Brooks argues that the key to a fulfilling later-life career is to pivot to leveraging a different set of strengths — in particular, those that involve synthesizing knowledge, mentoring others, and sharing acquired wisdom — strengths that can only be acquired through, well, experience. The message in this book spoke to me as someone who is questioning what to do next after having done a lot of cool stuff in my more youthful days.
The next adventure
There are lots of things I could do, most of which I’m not qualified for (fixing the healthcare system, for example), or which don’t really leverage my particular expertise (such as volunteering at a homeless shelter or teaching underprivileged kids how to read). These are worthy causes, but I’m not the best person for them.
As it happens, I got an opportunity recently to join a company applying AI to critical challenges in government and national security. I have some experience working at the intersection of AI and defense, and this is an area that I feel needs much more investment from the disruptive and nimble (i.e., the Silicon Valley-style) elements of the tech sector. The role is highly aligned to my interests and skills, and has a mission behind it that I truly believe has the potential to make a really positive and lasting impact on the world. So I jumped at the chance, even though it meant leaving an early-stage startup that I have loved working at.
I am fully aware that government and defense work can be controversial. The potential for both massive harm and massive good when applying AI to these emerging domains is fraught with risk and opportunity. For better or worse, AI is already being adopted in these domains to a large degree, both within the US and around the world. If I can act as a force for good, shaping future AI systems in ways that preserve privacy, and are ethical, robust, and reliable, this feels like an important place to apply my skills and influence.

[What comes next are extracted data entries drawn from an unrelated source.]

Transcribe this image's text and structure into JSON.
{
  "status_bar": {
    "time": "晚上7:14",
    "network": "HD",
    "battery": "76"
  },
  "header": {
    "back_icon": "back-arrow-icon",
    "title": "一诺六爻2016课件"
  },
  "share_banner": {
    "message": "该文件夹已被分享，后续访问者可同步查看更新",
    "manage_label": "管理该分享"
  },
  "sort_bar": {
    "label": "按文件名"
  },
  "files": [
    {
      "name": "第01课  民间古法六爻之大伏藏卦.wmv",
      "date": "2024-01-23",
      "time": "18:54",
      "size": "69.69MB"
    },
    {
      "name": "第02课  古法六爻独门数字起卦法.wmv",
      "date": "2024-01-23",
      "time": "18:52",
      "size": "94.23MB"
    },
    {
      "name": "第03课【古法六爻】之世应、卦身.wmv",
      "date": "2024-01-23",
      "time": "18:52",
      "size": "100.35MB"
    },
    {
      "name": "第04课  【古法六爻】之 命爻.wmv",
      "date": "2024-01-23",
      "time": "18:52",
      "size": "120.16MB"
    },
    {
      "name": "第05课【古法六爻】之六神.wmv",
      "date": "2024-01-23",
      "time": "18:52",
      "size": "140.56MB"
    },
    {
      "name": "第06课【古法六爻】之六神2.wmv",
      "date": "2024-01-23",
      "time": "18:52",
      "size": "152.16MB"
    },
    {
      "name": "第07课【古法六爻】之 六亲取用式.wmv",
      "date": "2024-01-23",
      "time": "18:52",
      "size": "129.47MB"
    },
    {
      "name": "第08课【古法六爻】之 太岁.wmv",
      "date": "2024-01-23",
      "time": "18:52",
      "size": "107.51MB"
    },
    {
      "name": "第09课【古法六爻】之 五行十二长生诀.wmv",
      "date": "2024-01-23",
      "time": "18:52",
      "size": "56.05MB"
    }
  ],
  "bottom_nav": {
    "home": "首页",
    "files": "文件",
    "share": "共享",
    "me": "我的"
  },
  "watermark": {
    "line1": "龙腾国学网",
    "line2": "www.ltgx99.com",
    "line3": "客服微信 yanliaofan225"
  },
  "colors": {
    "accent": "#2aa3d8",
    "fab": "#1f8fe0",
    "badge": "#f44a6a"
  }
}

There will always be a part of me that wants to build my own thing, without being constrained by working for someone else’s company. I probably have one more startup left in me, but it would make sense only if I had the idea that was worth spending, realistically, the next 10-plus years to make real. For now, I’ll have to be content with the potential for more near-term impact, even if that means less autonomy. I hope it’s the right tradeoff.
Disclaimer: This post represents my own opinion, not that of my employer.